Top prescribing tips for new doctors

BAD handwriting and dosage mix-ups are among the most common prescribing pitfalls for new doctors.

As thousands of trainees take up new posts across the country, UK-wide medical indemnity organisation MDDUS has issued five key tips on minimising mistakes.

Medical adviser Dr Naeem Nazem said prescribing the right drug, in the right dose to the right patient is one of the most important responsibilities of any doctor. It is especially relevant for trainees who may be asked to prescribe unfamiliar drugs to unfamiliar patients.

He highlighted a number of ways to reduce risks, including ensuring prescriptions are written clearly.

He said MDDUS has dealt with a number of cases of drug mix-ups caused by illegible prescriptions. Commonly confused drugs include carbamazepine vs carbimazole, chlorpromazine vs chlorpropamide and Losec vs Lasix.

“Take care to write clearly and legibly, preferably in capital letters using the generic name of the drug,” he said. “Many people will need to understand your prescription, from the hospital pharmacist to the nurse on the drug round.”

Another important tip is to double-check the dosage and frequency of the drug. Dr Nazem said one common source of dosing errors is between ‘mg’ and ‘mcg’, often caused by poor handwriting or when instructions do not include the units.

 “The consequence is that the patient receives a dose of the drug which is incorrect by a factor of 1,000,” he said. “Avoid the abbreviation ‘µg’ which is often misread as ‘mg’. You could also try adding a space between each letter to make it clearer, for example writing ‘m g’ or ‘m c g’ instead.

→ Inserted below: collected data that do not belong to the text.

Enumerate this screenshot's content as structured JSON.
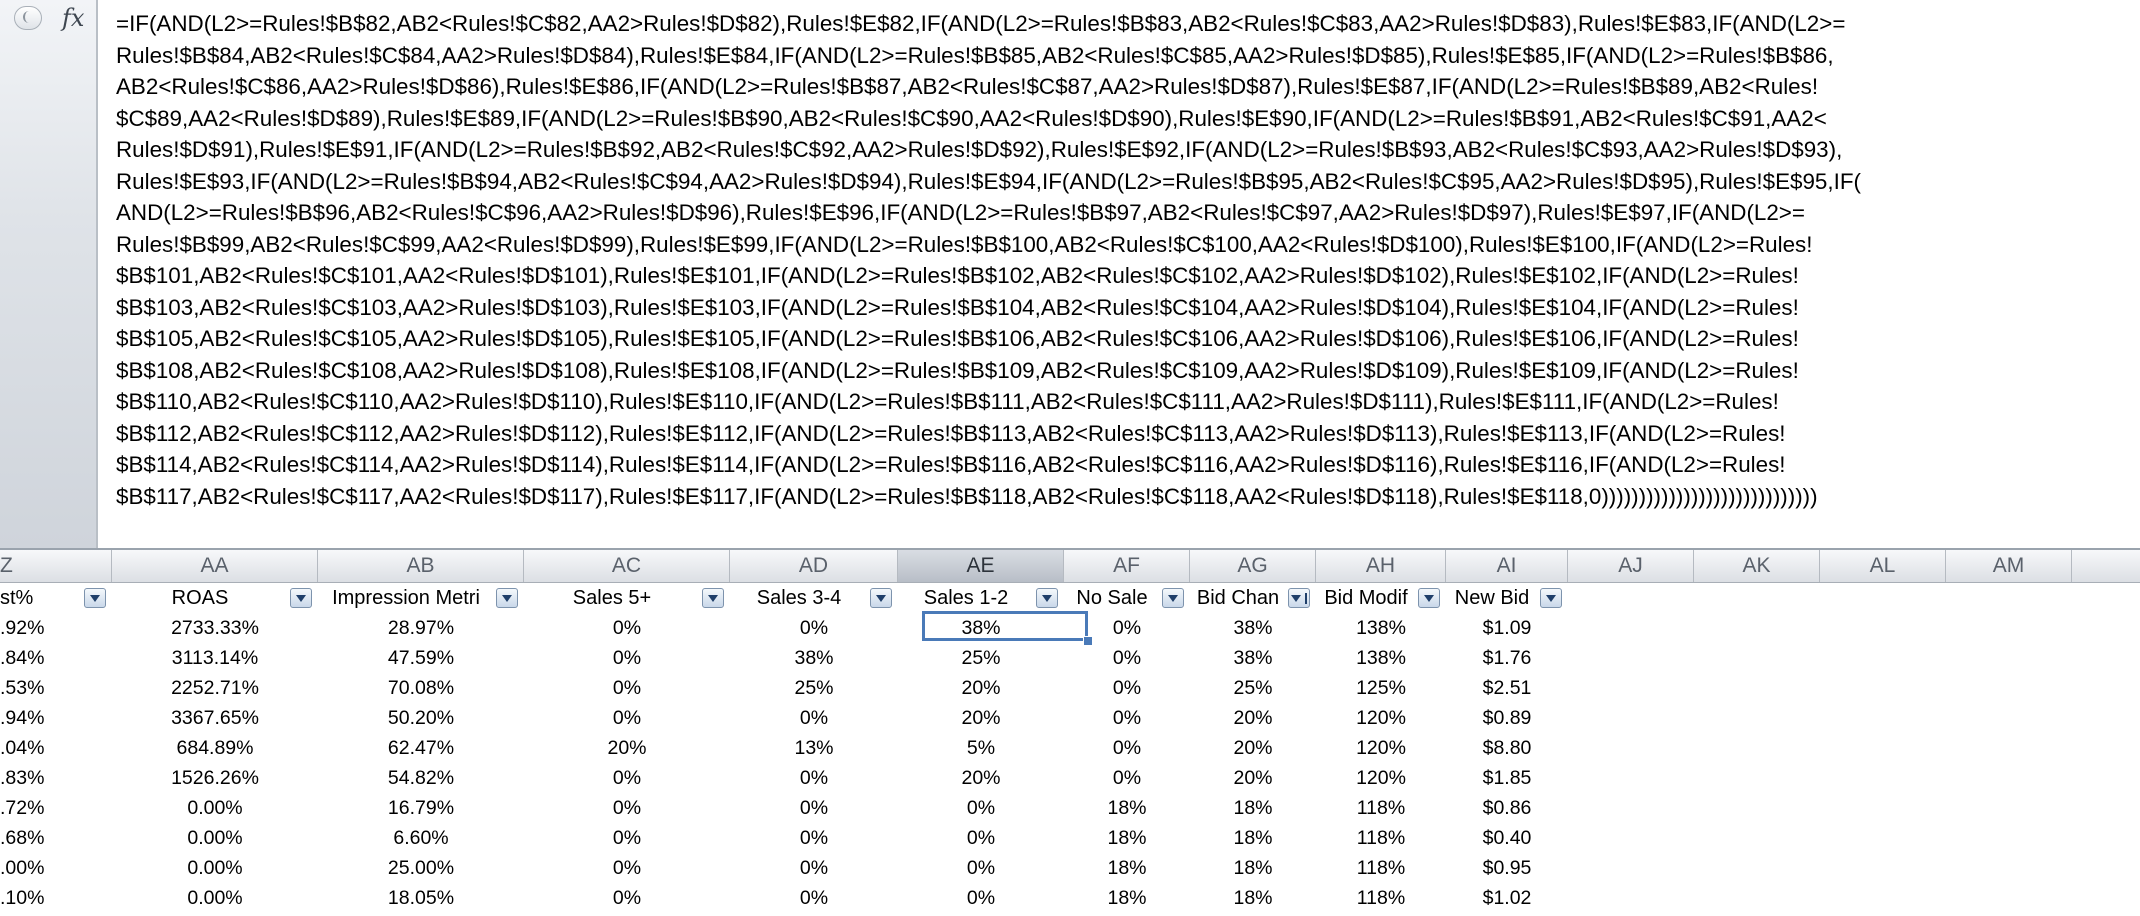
{
  "formula_bar": {
    "fx_label": "fx",
    "lines": [
      "=IF(AND(L2>=Rules!$B$82,AB2<Rules!$C$82,AA2>Rules!$D$82),Rules!$E$82,IF(AND(L2>=Rules!$B$83,AB2<Rules!$C$83,AA2>Rules!$D$83),Rules!$E$83,IF(AND(L2>=",
      "Rules!$B$84,AB2<Rules!$C$84,AA2>Rules!$D$84),Rules!$E$84,IF(AND(L2>=Rules!$B$85,AB2<Rules!$C$85,AA2>Rules!$D$85),Rules!$E$85,IF(AND(L2>=Rules!$B$86,",
      "AB2<Rules!$C$86,AA2>Rules!$D$86),Rules!$E$86,IF(AND(L2>=Rules!$B$87,AB2<Rules!$C$87,AA2>Rules!$D$87),Rules!$E$87,IF(AND(L2>=Rules!$B$89,AB2<Rules!",
      "$C$89,AA2<Rules!$D$89),Rules!$E$89,IF(AND(L2>=Rules!$B$90,AB2<Rules!$C$90,AA2<Rules!$D$90),Rules!$E$90,IF(AND(L2>=Rules!$B$91,AB2<Rules!$C$91,AA2<",
      "Rules!$D$91),Rules!$E$91,IF(AND(L2>=Rules!$B$92,AB2<Rules!$C$92,AA2>Rules!$D$92),Rules!$E$92,IF(AND(L2>=Rules!$B$93,AB2<Rules!$C$93,AA2>Rules!$D$93),",
      "Rules!$E$93,IF(AND(L2>=Rules!$B$94,AB2<Rules!$C$94,AA2>Rules!$D$94),Rules!$E$94,IF(AND(L2>=Rules!$B$95,AB2<Rules!$C$95,AA2>Rules!$D$95),Rules!$E$95,IF(",
      "AND(L2>=Rules!$B$96,AB2<Rules!$C$96,AA2>Rules!$D$96),Rules!$E$96,IF(AND(L2>=Rules!$B$97,AB2<Rules!$C$97,AA2>Rules!$D$97),Rules!$E$97,IF(AND(L2>=",
      "Rules!$B$99,AB2<Rules!$C$99,AA2<Rules!$D$99),Rules!$E$99,IF(AND(L2>=Rules!$B$100,AB2<Rules!$C$100,AA2<Rules!$D$100),Rules!$E$100,IF(AND(L2>=Rules!",
      "$B$101,AB2<Rules!$C$101,AA2<Rules!$D$101),Rules!$E$101,IF(AND(L2>=Rules!$B$102,AB2<Rules!$C$102,AA2>Rules!$D$102),Rules!$E$102,IF(AND(L2>=Rules!",
      "$B$103,AB2<Rules!$C$103,AA2>Rules!$D$103),Rules!$E$103,IF(AND(L2>=Rules!$B$104,AB2<Rules!$C$104,AA2>Rules!$D$104),Rules!$E$104,IF(AND(L2>=Rules!",
      "$B$105,AB2<Rules!$C$105,AA2>Rules!$D$105),Rules!$E$105,IF(AND(L2>=Rules!$B$106,AB2<Rules!$C$106,AA2>Rules!$D$106),Rules!$E$106,IF(AND(L2>=Rules!",
      "$B$108,AB2<Rules!$C$108,AA2>Rules!$D$108),Rules!$E$108,IF(AND(L2>=Rules!$B$109,AB2<Rules!$C$109,AA2>Rules!$D$109),Rules!$E$109,IF(AND(L2>=Rules!",
      "$B$110,AB2<Rules!$C$110,AA2>Rules!$D$110),Rules!$E$110,IF(AND(L2>=Rules!$B$111,AB2<Rules!$C$111,AA2>Rules!$D$111),Rules!$E$111,IF(AND(L2>=Rules!",
      "$B$112,AB2<Rules!$C$112,AA2>Rules!$D$112),Rules!$E$112,IF(AND(L2>=Rules!$B$113,AB2<Rules!$C$113,AA2>Rules!$D$113),Rules!$E$113,IF(AND(L2>=Rules!",
      "$B$114,AB2<Rules!$C$114,AA2>Rules!$D$114),Rules!$E$114,IF(AND(L2>=Rules!$B$116,AB2<Rules!$C$116,AA2>Rules!$D$116),Rules!$E$116,IF(AND(L2>=Rules!",
      "$B$117,AB2<Rules!$C$117,AA2<Rules!$D$117),Rules!$E$117,IF(AND(L2>=Rules!$B$118,AB2<Rules!$C$118,AA2<Rules!$D$118),Rules!$E$118,0)))))))))))))))))))))))))))))"
    ]
  },
  "columns": [
    "Z",
    "AA",
    "AB",
    "AC",
    "AD",
    "AE",
    "AF",
    "AG",
    "AH",
    "AI",
    "AJ",
    "AK",
    "AL",
    "AM"
  ],
  "selected_column": "AE",
  "headers": [
    "st%",
    "ROAS",
    "Impression Metri",
    "Sales 5+",
    "Sales 3-4",
    "Sales 1-2",
    "No Sale",
    "Bid Chan",
    "Bid Modif",
    "New Bid"
  ],
  "rows": [
    [
      ".92%",
      "2733.33%",
      "28.97%",
      "0%",
      "0%",
      "38%",
      "0%",
      "38%",
      "138%",
      "$1.09"
    ],
    [
      ".84%",
      "3113.14%",
      "47.59%",
      "0%",
      "38%",
      "25%",
      "0%",
      "38%",
      "138%",
      "$1.76"
    ],
    [
      ".53%",
      "2252.71%",
      "70.08%",
      "0%",
      "25%",
      "20%",
      "0%",
      "25%",
      "125%",
      "$2.51"
    ],
    [
      ".94%",
      "3367.65%",
      "50.20%",
      "0%",
      "0%",
      "20%",
      "0%",
      "20%",
      "120%",
      "$0.89"
    ],
    [
      ".04%",
      "684.89%",
      "62.47%",
      "20%",
      "13%",
      "5%",
      "0%",
      "20%",
      "120%",
      "$8.80"
    ],
    [
      ".83%",
      "1526.26%",
      "54.82%",
      "0%",
      "0%",
      "20%",
      "0%",
      "20%",
      "120%",
      "$1.85"
    ],
    [
      ".72%",
      "0.00%",
      "16.79%",
      "0%",
      "0%",
      "0%",
      "18%",
      "18%",
      "118%",
      "$0.86"
    ],
    [
      ".68%",
      "0.00%",
      "6.60%",
      "0%",
      "0%",
      "0%",
      "18%",
      "18%",
      "118%",
      "$0.40"
    ],
    [
      ".00%",
      "0.00%",
      "25.00%",
      "0%",
      "0%",
      "0%",
      "18%",
      "18%",
      "118%",
      "$0.95"
    ],
    [
      ".10%",
      "0.00%",
      "18.05%",
      "0%",
      "0%",
      "0%",
      "18%",
      "18%",
      "118%",
      "$1.02"
    ]
  ],
  "colors": {
    "selection": "#4a7ab8",
    "filter_arrow": "#1f3f6a"
  }
}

“Remember you are personally responsible for every prescription you write.”

It is also crucial to confirm the route by which drugs are to be administered, ie intravenously or intrathecally, as errors here can have serious consequences.

Always check a patient’s existing medicines before prescribing anything new as there is a risk of drug interactions. Dr Nazem said: “We have seen cases of patients on warfarin reaching dangerous levels of anticoagulation due to the addition of an interacting antibiotic.”

New doctors are also encouraged to ask for help.

Dr Nazem added: “Remember you are not alone. As well as the national and local formularies, you should take advantage of the knowledge of those around you. The ward pharmacist will be able to provide valuable advice on dosing regimens and possible drug interactions.

“You should also ask senior colleagues to clarify any drugs they ask you to prescribe which are unfamiliar.”